Supergravity and Supersymmetry Breaking in Four and Five Dimensions

TL;DR

This paper explores supersymmetry breaking mechanisms in heterotic string compactifications, comparing four- and five-dimensional perspectives, and derives implications for supergravity and soft breaking terms.

Contribution

It provides a detailed analysis of supersymmetry breaking in heterotic string models from both 4D and 5D viewpoints, including derivation of soft terms and higher-order effects.

Findings

Consistent 4D supergravity from 5D gauge sectors

Higher-order terms modify gauge kinetic functions

Supersymmetry breaking linked to condensates on walls

Abstract

We discuss supersymmetry breaking in the field-theoretical limit of the strongly-coupled heterotic string compactified on a Calabi-Yau manifold, from the different perspectives of four and five dimensions. The former applies to light degrees of freedom below the threshold for five-dimensional Kaluza-Klein excitations, whereas the five-dimensional perspective is also valid up to the Calabi-Yau scale. We show how, in the latter case, two gauge sectors separated in the fifth dimension are combined to form a consistent four-dimensional supergravity. In the lowest order of the $\kappa^{2/3}$ expansion, we show how a four-dimensional supergravity with gauge kinetic function $f_{1,2}=S$ is reproduced, and we show how higher-order terms give rise to four-dimensional operators that differ in the two gauge sectors.
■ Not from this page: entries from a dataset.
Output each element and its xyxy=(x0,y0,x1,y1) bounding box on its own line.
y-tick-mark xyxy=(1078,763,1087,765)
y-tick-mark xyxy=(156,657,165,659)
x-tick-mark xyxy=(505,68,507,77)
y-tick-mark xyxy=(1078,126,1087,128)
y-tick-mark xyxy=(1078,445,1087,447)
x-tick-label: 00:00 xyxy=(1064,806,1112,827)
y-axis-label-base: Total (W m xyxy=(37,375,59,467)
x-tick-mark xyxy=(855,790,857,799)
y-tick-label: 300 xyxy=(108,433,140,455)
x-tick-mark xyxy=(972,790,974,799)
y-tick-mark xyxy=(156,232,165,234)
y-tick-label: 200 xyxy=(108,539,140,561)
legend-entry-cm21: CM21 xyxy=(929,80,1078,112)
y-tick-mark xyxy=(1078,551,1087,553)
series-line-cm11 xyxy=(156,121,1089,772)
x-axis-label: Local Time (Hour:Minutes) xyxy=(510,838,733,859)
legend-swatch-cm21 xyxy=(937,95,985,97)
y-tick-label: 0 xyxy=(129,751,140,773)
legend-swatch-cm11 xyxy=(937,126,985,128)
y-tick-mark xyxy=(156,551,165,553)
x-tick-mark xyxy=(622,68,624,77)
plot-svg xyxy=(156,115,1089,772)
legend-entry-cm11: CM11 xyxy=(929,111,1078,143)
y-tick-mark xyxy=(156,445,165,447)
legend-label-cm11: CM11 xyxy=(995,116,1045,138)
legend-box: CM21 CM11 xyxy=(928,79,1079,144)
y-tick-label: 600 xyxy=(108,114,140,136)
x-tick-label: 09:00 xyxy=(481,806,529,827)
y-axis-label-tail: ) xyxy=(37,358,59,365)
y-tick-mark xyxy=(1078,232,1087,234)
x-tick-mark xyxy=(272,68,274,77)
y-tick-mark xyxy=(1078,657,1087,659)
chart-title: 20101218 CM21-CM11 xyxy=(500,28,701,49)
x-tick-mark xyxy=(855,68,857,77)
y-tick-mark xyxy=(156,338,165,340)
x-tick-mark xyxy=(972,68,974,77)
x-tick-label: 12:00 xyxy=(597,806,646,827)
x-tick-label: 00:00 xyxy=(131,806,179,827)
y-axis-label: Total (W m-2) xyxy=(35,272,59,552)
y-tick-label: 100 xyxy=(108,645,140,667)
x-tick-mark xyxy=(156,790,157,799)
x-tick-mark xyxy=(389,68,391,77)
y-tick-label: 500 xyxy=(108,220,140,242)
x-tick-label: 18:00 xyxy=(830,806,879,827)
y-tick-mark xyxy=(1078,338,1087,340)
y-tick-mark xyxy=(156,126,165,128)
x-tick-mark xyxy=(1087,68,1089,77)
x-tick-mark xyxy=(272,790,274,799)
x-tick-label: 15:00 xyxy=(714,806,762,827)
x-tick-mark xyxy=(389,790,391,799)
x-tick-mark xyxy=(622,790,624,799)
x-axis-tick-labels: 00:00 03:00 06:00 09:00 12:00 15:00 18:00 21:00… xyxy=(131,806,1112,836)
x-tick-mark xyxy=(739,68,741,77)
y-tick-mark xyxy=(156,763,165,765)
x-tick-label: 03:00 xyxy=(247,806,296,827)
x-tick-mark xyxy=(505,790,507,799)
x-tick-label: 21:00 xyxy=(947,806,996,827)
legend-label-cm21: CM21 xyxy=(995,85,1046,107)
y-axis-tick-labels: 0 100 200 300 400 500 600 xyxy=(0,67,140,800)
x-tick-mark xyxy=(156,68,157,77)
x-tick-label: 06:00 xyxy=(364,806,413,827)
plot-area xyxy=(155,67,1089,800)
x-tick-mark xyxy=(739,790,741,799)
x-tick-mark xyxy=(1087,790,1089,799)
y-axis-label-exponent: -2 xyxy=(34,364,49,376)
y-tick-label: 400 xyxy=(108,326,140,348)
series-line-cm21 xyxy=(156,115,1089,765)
In the four-dimensional approach, supersymmetry is seen to be broken when condensates form on one or both walls, and the goldstino may have a non-zero dilatino component. As in the five-dimensional approach, the Lagrangian is not a perfect square, and we have not identified a vacuum with broken supersymmetry and zero vacuum energy. We derive soft supersymmetry-breaking terms for non-standard perturbative embeddings, that are relevant in more general situations such as type I/type IIB orientifold models.